Closed StevenClontz closed 1 year ago

StevenClontz commented 1 year ago

Ryan added a citation file in #253 which brought up the question: how should pi-Base be cited?

I put @jamesdabbs and myself as that's how Buzzard cited us in https://arxiv.org/pdf/2112.11598.pdf (the only known citation I'm aware of in "literature").

On the other hand, LMFDB suggests "The LMFDB Collective". https://www.lmfdb.org/citation and OEIS uses "OEIS Foundation Inc" https://oeis.org/wiki/Works_Citing_OEIS#Referencing_the_OEIS

We call ourselves "a community database of topological counterexamples". So maybe "The pi-Base Community" is best?
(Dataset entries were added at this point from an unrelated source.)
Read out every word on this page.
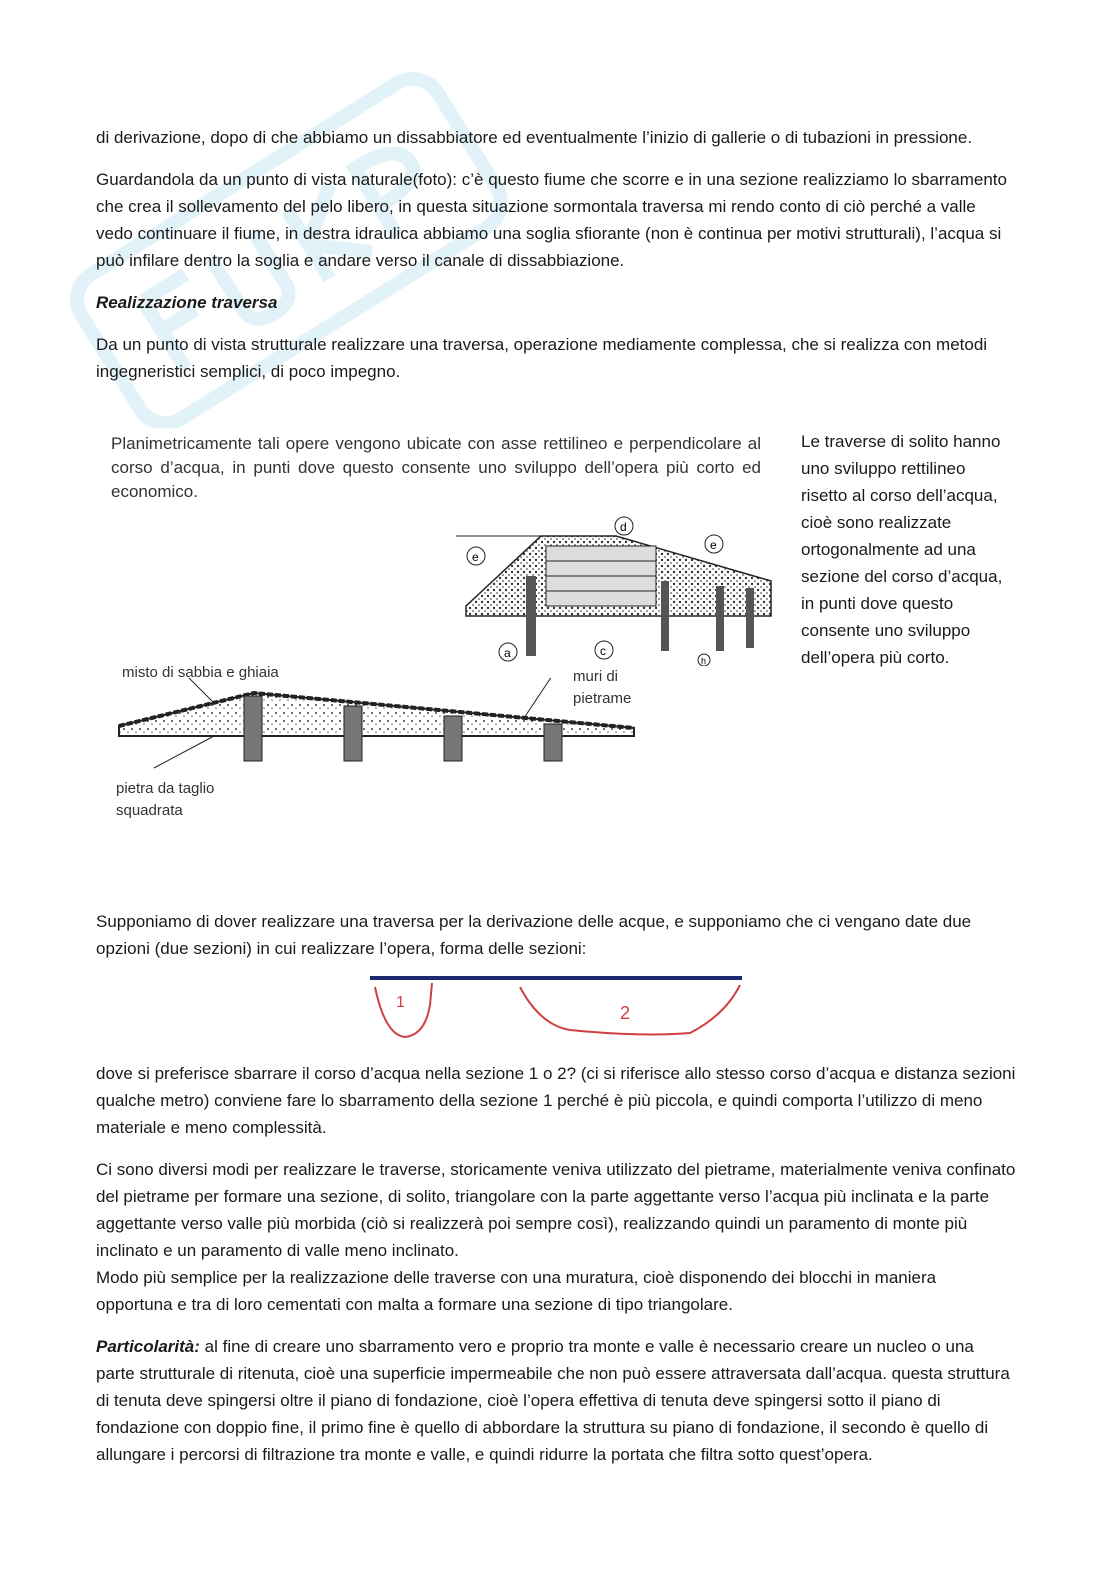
di derivazione, dopo di che abbiamo un dissabbiatore ed eventualmente l’inizio di gallerie o di tubazioni in pressione.

Guardandola da un punto di vista naturale(foto): c’è questo fiume che scorre e in una sezione realizziamo lo sbarramento che crea il sollevamento del pelo libero, in questa situazione sormontala traversa mi rendo conto di ciò perché a valle vedo continuare il fiume, in destra idraulica abbiamo una soglia sfiorante (non è continua per motivi strutturali), l’acqua si può infilare dentro la soglia e andare verso il canale di dissabbiazione.

Realizzazione traversa

Da un punto di vista strutturale realizzare una traversa, operazione mediamente complessa, che si realizza con metodi ingegneristici semplici, di poco impegno.

Planimetricamente tali opere vengono ubicate con asse rettilineo e perpendicolare al corso d’acqua, in punti dove questo consente uno sviluppo dell’opera più corto ed economico.
e
d
e
a	c
h
misto di sabbia e ghiaia	muri di
pietrame
pietra da taglio
squadrata
Le traverse di solito hanno uno sviluppo rettilineo risetto al corso dell’acqua, cioè sono realizzate ortogonalmente ad una sezione del corso d’acqua, in punti dove questo consente uno sviluppo dell’opera più corto.

Supponiamo di dover realizzare una traversa per la derivazione delle acque, e supponiamo che ci vengano date due opzioni (due sezioni) in cui realizzare l’opera, forma delle sezioni:

1
2

dove si preferisce sbarrare il corso d’acqua nella sezione 1 o 2? (ci si riferisce allo stesso corso d’acqua e distanza sezioni qualche metro) conviene fare lo sbarramento della sezione 1 perché è più piccola, e quindi comporta l’utilizzo di meno materiale e meno complessità.

Ci sono diversi modi per realizzare le traverse, storicamente veniva utilizzato del pietrame, materialmente veniva confinato del pietrame per formare una sezione, di solito, triangolare con la parte aggettante verso l’acqua più inclinata e la parte aggettante verso valle più morbida (ciò si realizzerà poi sempre così), realizzando quindi un paramento di monte più inclinato e un paramento di valle meno inclinato.

Modo più semplice per la realizzazione delle traverse con una muratura, cioè disponendo dei blocchi in maniera opportuna e tra di loro cementati con malta a formare una sezione di tipo triangolare.

Particolarità: al fine di creare uno sbarramento vero e proprio tra monte e valle è necessario creare un nucleo o una parte strutturale di ritenuta, cioè una superficie impermeabile che non può essere attraversata dall’acqua. questa struttura di tenuta deve spingersi oltre il piano di fondazione, cioè l’opera effettiva di tenuta deve spingersi sotto il piano di fondazione con doppio fine, il primo fine è quello di abbordare la struttura su piano di fondazione, il secondo è quello di allungare i percorsi di filtrazione tra monte e valle, e quindi ridurre la portata che filtra sotto quest’opera.
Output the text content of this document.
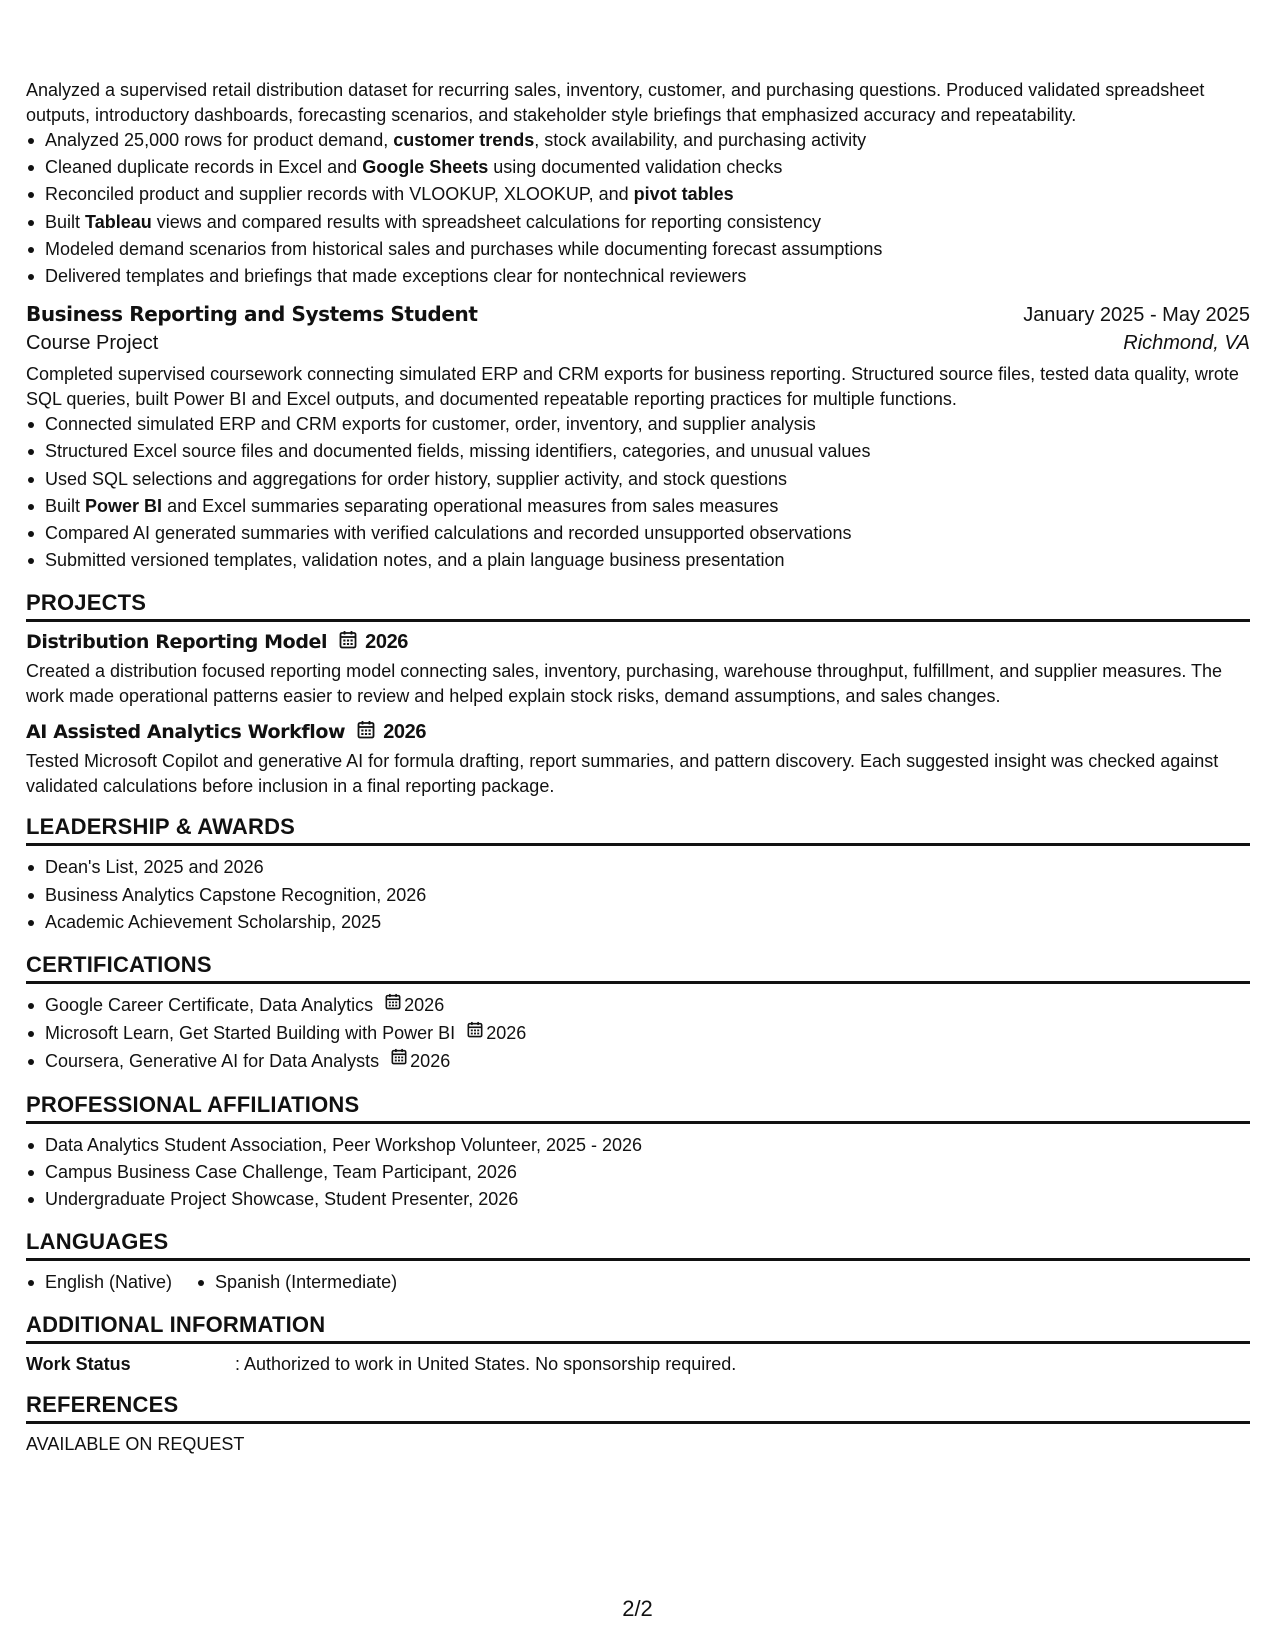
Analyzed a supervised retail distribution dataset for recurring sales, inventory, customer, and purchasing questions. Produced validated spreadsheet outputs, introductory dashboards, forecasting scenarios, and stakeholder style briefings that emphasized accuracy and repeatability.

Analyzed 25,000 rows for product demand, customer trends, stock availability, and purchasing activity
Cleaned duplicate records in Excel and Google Sheets using documented validation checks
Reconciled product and supplier records with VLOOKUP, XLOOKUP, and pivot tables
Built Tableau views and compared results with spreadsheet calculations for reporting consistency
Modeled demand scenarios from historical sales and purchases while documenting forecast assumptions
Delivered templates and briefings that made exceptions clear for nontechnical reviewers
Business Reporting and Systems Student	January 2025 - May 2025
Course Project	Richmond, VA

Completed supervised coursework connecting simulated ERP and CRM exports for business reporting. Structured source files, tested data quality, wrote SQL queries, built Power BI and Excel outputs, and documented repeatable reporting practices for multiple functions.

Connected simulated ERP and CRM exports for customer, order, inventory, and supplier analysis
Structured Excel source files and documented fields, missing identifiers, categories, and unusual values
Used SQL selections and aggregations for order history, supplier activity, and stock questions
Built Power BI and Excel summaries separating operational measures from sales measures
Compared AI generated summaries with verified calculations and recorded unsupported observations
Submitted versioned templates, validation notes, and a plain language business presentation
PROJECTS
Distribution Reporting Model 2026

Created a distribution focused reporting model connecting sales, inventory, purchasing, warehouse throughput, fulfillment, and supplier measures. The work made operational patterns easier to review and helped explain stock risks, demand assumptions, and sales changes.

AI Assisted Analytics Workflow 2026

Tested Microsoft Copilot and generative AI for formula drafting, report summaries, and pattern discovery. Each suggested insight was checked against validated calculations before inclusion in a final reporting package.

LEADERSHIP & AWARDS
Dean's List, 2025 and 2026
Business Analytics Capstone Recognition, 2026
Academic Achievement Scholarship, 2025
CERTIFICATIONS
Google Career Certificate, Data Analytics 2026
Microsoft Learn, Get Started Building with Power BI 2026
Coursera, Generative AI for Data Analysts 2026
PROFESSIONAL AFFILIATIONS
Data Analytics Student Association, Peer Workshop Volunteer, 2025 - 2026
Campus Business Case Challenge, Team Participant, 2026
Undergraduate Project Showcase, Student Presenter, 2026
LANGUAGES
English (Native)	Spanish (Intermediate)
ADDITIONAL INFORMATION
Work Status	: Authorized to work in United States. No sponsorship required.
REFERENCES
AVAILABLE ON REQUEST
2/2
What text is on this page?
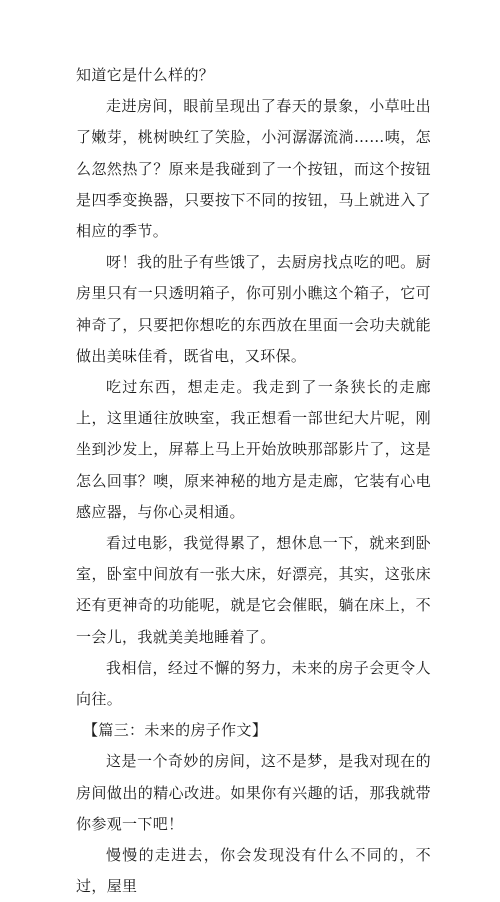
知道它是什么样的？

走进房间，眼前呈现出了春天的景象，小草吐出了嫩芽，桃树映红了笑脸，小河潺潺流淌……咦，怎么忽然热了？原来是我碰到了一个按钮，而这个按钮是四季变换器，只要按下不同的按钮，马上就进入了相应的季节。

呀！我的肚子有些饿了，去厨房找点吃的吧。厨房里只有一只透明箱子，你可别小瞧这个箱子，它可神奇了，只要把你想吃的东西放在里面一会功夫就能做出美味佳肴，既省电，又环保。

吃过东西，想走走。我走到了一条狭长的走廊上，这里通往放映室，我正想看一部世纪大片呢，刚坐到沙发上，屏幕上马上开始放映那部影片了，这是怎么回事？噢，原来神秘的地方是走廊，它装有心电感应器，与你心灵相通。

看过电影，我觉得累了，想休息一下，就来到卧室，卧室中间放有一张大床，好漂亮，其实，这张床还有更神奇的功能呢，就是它会催眠，躺在床上，不一会儿，我就美美地睡着了。

我相信，经过不懈的努力，未来的房子会更令人向往。

【篇三：未来的房子作文】

这是一个奇妙的房间，这不是梦，是我对现在的房间做出的精心改进。如果你有兴趣的话，那我就带你参观一下吧！

慢慢的走进去，你会发现没有什么不同的，不过，屋里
prabau commented 1 year ago

(from PR #253)

As a whole this works, but this is a blunt instrument. I'd love to have individual contributions be citable, e.g. if you visit https://topology.pi-base.org/theorems/T000332 you'd get a citation that makes it clear that @ccaruvana contributed it. (Then again, maybe one of the answers from https://math.stackexchange.com/questions/103774/every-manifold-is-locally-compact is more appropriate?)

Personally I think if someone really needs to find out who contributed to what in a specific file, the best tool for that is github/git itself and its history feature. Especially as multiple people may have touched a file, and multiple versions may have made changes on top of each other. Otherwise, for general usage I'd say something like the "pi-base community" is a pretty good solution.

ccaruvana commented 1 year ago

I also agree with "the pi-base community".